Fossimo al cinema, quello andato in scena la scorsa settimana all’interno della stazione ferroviaria di Chivasso potrebbe tranquillamente essere il remake del film «Scuola di Ladri», nelle sale trent’anni fa per la regia di Neri Parenti.
Peccato che questa sia realtà, e che al posto di Lino Banfi, Paolo Villaggio e Massimo Boldi vi fosse un bambinetto di appena tre anni, catapultato nel mondo degli adulti (lei che dovrebbe solo giocare e godersi serenamente l’infanzia) per mano della madre.

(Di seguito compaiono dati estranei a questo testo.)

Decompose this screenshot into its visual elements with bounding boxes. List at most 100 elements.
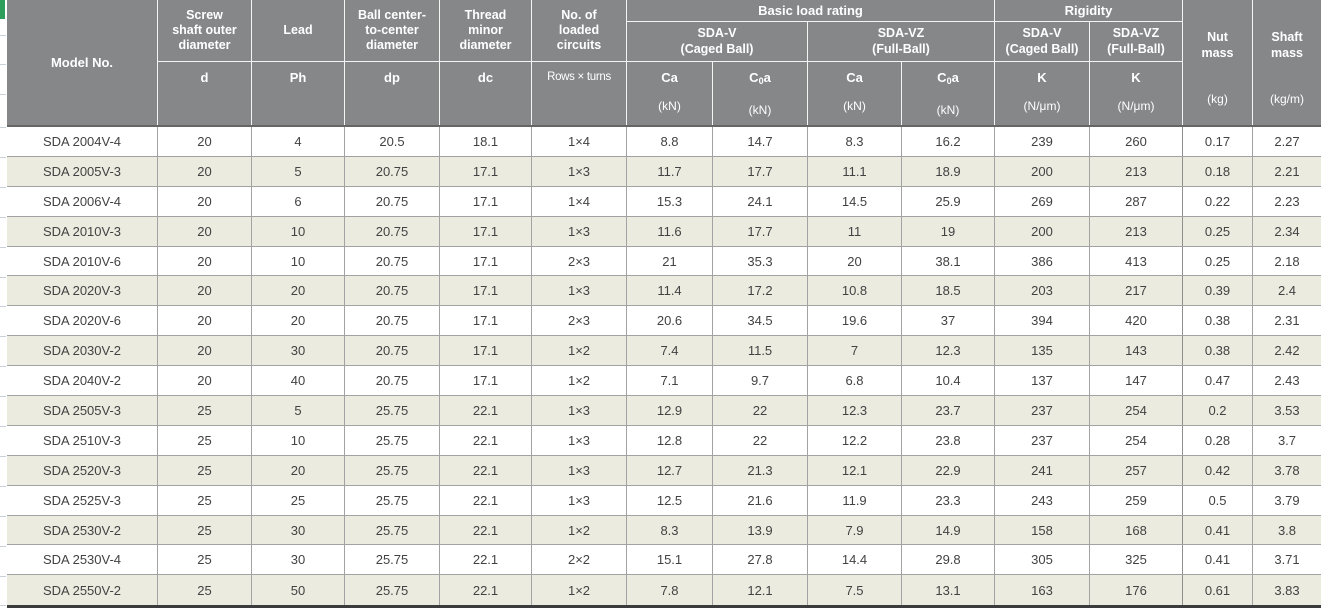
cell-nut-mass: 0.42 <box>1183 455 1253 485</box>
cell-dp: 25.75 <box>345 545 440 575</box>
cell-circuits: 1×2 <box>532 366 627 396</box>
subgroup-sda-v-caged-ball: SDA-V (Caged Ball) <box>627 22 808 62</box>
cell-d: 20 <box>158 246 252 276</box>
cell-circuits: 1×3 <box>532 156 627 186</box>
cell-dp: 25.75 <box>345 425 440 455</box>
cell-ca-sda-vz: 7 <box>808 336 902 366</box>
cell-c0a-sda-vz: 13.1 <box>902 575 995 606</box>
cell-circuits: 1×4 <box>532 127 627 156</box>
cell-d: 25 <box>158 485 252 515</box>
cell-ca-sda-vz: 19.6 <box>808 306 902 336</box>
cell-k-sda-vz: 147 <box>1090 366 1183 396</box>
cell-shaft-mass: 3.8 <box>1277 522 1297 538</box>
cell-k-sda-vz: 413 <box>1090 246 1183 276</box>
cell-k-sda-v: 386 <box>995 246 1090 276</box>
cell-c0a-sda-v: 13.9 <box>713 515 808 545</box>
unit-kn: (kN) <box>658 99 681 113</box>
page-edge-green-mark <box>0 0 5 19</box>
cell-d: 25 <box>158 515 252 545</box>
unit-n-per-um: (N/μm) <box>1117 99 1155 113</box>
cell-model-no: SDA 2010V-6 <box>7 246 158 276</box>
table-row: SDA 2030V-2 20 30 20.75 17.1 1×2 7.4 11.… <box>7 336 1321 367</box>
header-col-thread-minor-diameter: Thread minor diameter dc <box>440 0 532 125</box>
symbol-dp: dp <box>384 70 400 85</box>
cell-dc: 22.1 <box>440 425 532 455</box>
cell-nut-mass: 0.38 <box>1183 336 1253 366</box>
cell-ph: 25 <box>252 485 345 515</box>
ruler-tick-marks <box>0 0 7 610</box>
cell-c0a-sda-vz: 10.4 <box>902 366 995 396</box>
cell-dc: 22.1 <box>440 455 532 485</box>
cell-model-no: SDA 2530V-4 <box>7 545 158 575</box>
cell-d: 25 <box>158 425 252 455</box>
cell-model-no: SDA 2510V-3 <box>7 425 158 455</box>
cell-d: 25 <box>158 455 252 485</box>
model-no-label: Model No. <box>50 55 114 70</box>
cell-shaft-mass: 2.27 <box>1274 133 1300 149</box>
col-symbol-cell: d <box>158 62 252 125</box>
cell-c0a-sda-vz: 16.2 <box>902 127 995 156</box>
cell-dp: 20.75 <box>345 156 440 186</box>
cell-k-sda-vz: 287 <box>1090 186 1183 216</box>
group-subheaders: SDA-V (Caged Ball) SDA-VZ (Full-Ball) <box>627 22 995 62</box>
cell-ca-sda-v: 12.8 <box>627 425 713 455</box>
symbol-rows-turns: Rows × turns <box>547 71 611 83</box>
cell-nut-mass: 0.25 <box>1183 246 1253 276</box>
cell-ph: 10 <box>252 425 345 455</box>
col-label: Screw shaft outer diameter <box>158 0 252 62</box>
cell-d: 20 <box>158 366 252 396</box>
unit-kg: (kg) <box>1207 92 1228 106</box>
cell-dp: 20.75 <box>345 366 440 396</box>
cell-shaft-mass: 2.43 <box>1274 373 1300 389</box>
table-row: SDA 2020V-3 20 20 20.75 17.1 1×3 11.4 17… <box>7 276 1321 307</box>
unit-kn: (kN) <box>843 99 866 113</box>
cell-ca-sda-v: 12.7 <box>627 455 713 485</box>
ball-screw-spec-table: Model No. Screw shaft outer diameter d L… <box>7 0 1321 609</box>
table-row: SDA 2510V-3 25 10 25.75 22.1 1×3 12.8 22… <box>7 425 1321 456</box>
cell-k-sda-v: 241 <box>995 455 1090 485</box>
cell-shaft-mass: 3.53 <box>1274 402 1300 418</box>
cell-c0a-sda-vz: 14.9 <box>902 515 995 545</box>
col-label: Shaft mass <box>1271 30 1303 60</box>
subgroup-sda-vz-full-ball: SDA-VZ (Full-Ball) <box>808 22 995 62</box>
col-label: Lead <box>252 0 345 62</box>
cell-dp: 25.75 <box>345 575 440 606</box>
cell-k-sda-vz: 254 <box>1090 396 1183 425</box>
cell-k-sda-vz: 168 <box>1090 515 1183 545</box>
cell-ca-sda-v: 12.9 <box>627 396 713 425</box>
cell-k-sda-vz: 176 <box>1090 575 1183 606</box>
cell-k-sda-vz: 217 <box>1090 276 1183 306</box>
cell-c0a-sda-v: 17.7 <box>713 156 808 186</box>
cell-ca-sda-vz: 12.1 <box>808 455 902 485</box>
cell-k-sda-v: 200 <box>995 216 1090 246</box>
group-subheaders: SDA-V (Caged Ball) SDA-VZ (Full-Ball) <box>995 22 1183 62</box>
table-row: SDA 2004V-4 20 4 20.5 18.1 1×4 8.8 14.7 … <box>7 127 1321 157</box>
table-body: SDA 2004V-4 20 4 20.5 18.1 1×4 8.8 14.7 … <box>7 127 1321 606</box>
symbol-c0a: C0a <box>749 70 771 86</box>
cell-nut-mass: 0.5 <box>1183 485 1253 515</box>
header-group-rigidity: Rigidity SDA-V (Caged Ball) SDA-VZ (Full… <box>995 0 1183 125</box>
cell-ph: 30 <box>252 336 345 366</box>
cell-c0a-sda-v: 22 <box>713 425 808 455</box>
cell-dc: 22.1 <box>440 545 532 575</box>
cell-shaft-mass: 3.79 <box>1274 492 1300 508</box>
header-col-nut-mass: Nut mass (kg) <box>1183 0 1253 125</box>
cell-k-sda-v: 163 <box>995 575 1090 606</box>
group-symbol-row: K (N/μm) K (N/μm) <box>995 62 1183 125</box>
cell-ca-sda-v: 11.4 <box>627 276 713 306</box>
cell-d: 20 <box>158 186 252 216</box>
col-symbol-cell: Ph <box>252 62 345 125</box>
cell-ph: 40 <box>252 366 345 396</box>
cell-k-sda-v: 243 <box>995 485 1090 515</box>
cell-circuits: 2×3 <box>532 306 627 336</box>
cell-c0a-sda-vz: 19 <box>902 216 995 246</box>
symbol-ph: Ph <box>289 70 307 85</box>
cell-dp: 20.75 <box>345 246 440 276</box>
cell-ca-sda-vz: 8.3 <box>808 127 902 156</box>
symbol-ca: Ca <box>661 70 678 85</box>
cell-ph: 5 <box>252 156 345 186</box>
cell-ca-sda-v: 7.8 <box>627 575 713 606</box>
cell-c0a-sda-v: 12.1 <box>713 575 808 606</box>
cell-circuits: 2×3 <box>532 246 627 276</box>
col-symbol-cell: K (N/μm) <box>1090 62 1183 125</box>
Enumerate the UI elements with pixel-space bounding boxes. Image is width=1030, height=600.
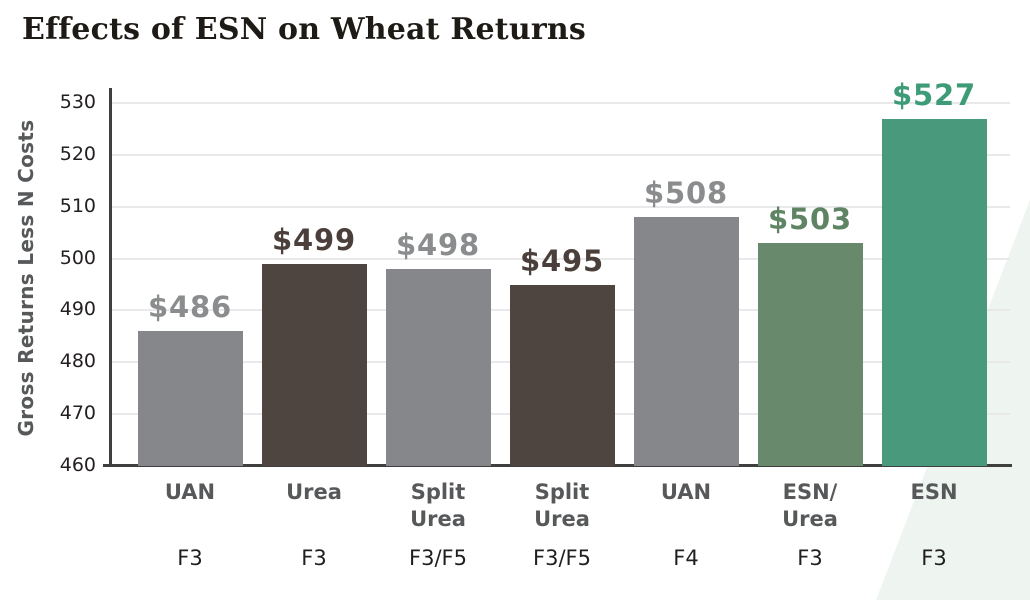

Come detto, siamo all’interno della stazione di piazza Garibaldi, nell’atrio tra l’edicola e la tabaccheria gestita da Loris Zeppegno. Un imprenditore che vive perennemente con gli occhi aperti, dato che i piccoli furti sono purtroppo all’ordine del giorno. Pensate che, qualche mese fa, un ladro di caramelle era stato subito acciuffato addirittura dal Tenente Colonnello Stefano Saccocci, ex comandante dei Carabinieri di Chivasso.
Tornando a quanto successo la scorsa settimana, con la coda dell’occhio un passante ha visto il bimbo, vestito con abiti non proprio freschi di bucato, avvicinarsi più volte ad uno degli espositori all’esterno della tabaccheria, per poi tornare subito dalla madre, in attesa accanto alla porta che si affaccia sul primo binario con un altro figlio di pochi mesi.
All’ennesimo viaggio, il tabaccaio si è accorto di quanto stava avvenendo ed ha raggiunto la donna, che nel frattempo aveva cercato di sfuggire salendo sul primo treno. A terra, un sacchetto pieno di Ferrero Rocher.
Ma non erano questi i dolciumi rubati da Zeppegno. Il bimbo, infatti, guidato passo a passo da sua mamma, una giovane Rom residente a Settimo Torinese, aveva fatto incetta di ovetti Kinder, quattro confezioni per un valore di una ventina di euro. Tralasciando l’aspetto umano (un bimbo che ruba un dolce non è mai un bel vedere), resta la gravità dell’istruzione data al piccolo da sua mamma, che prima ha cercato di negare, poi (sbucando le varie confezioni da ogni tasca del passeggino) ha cercato di chiudere il conto con una banconota da venti euro.
Sul posto sono poi intervenuti i carabinieri del Nucleo Radiomobile di Chivasso, coordinati dal Capitano Pierluigi Bogliacino e dal Maresciallo Fabio Errica. Zeppegno non ha voluto sporgere denuncia.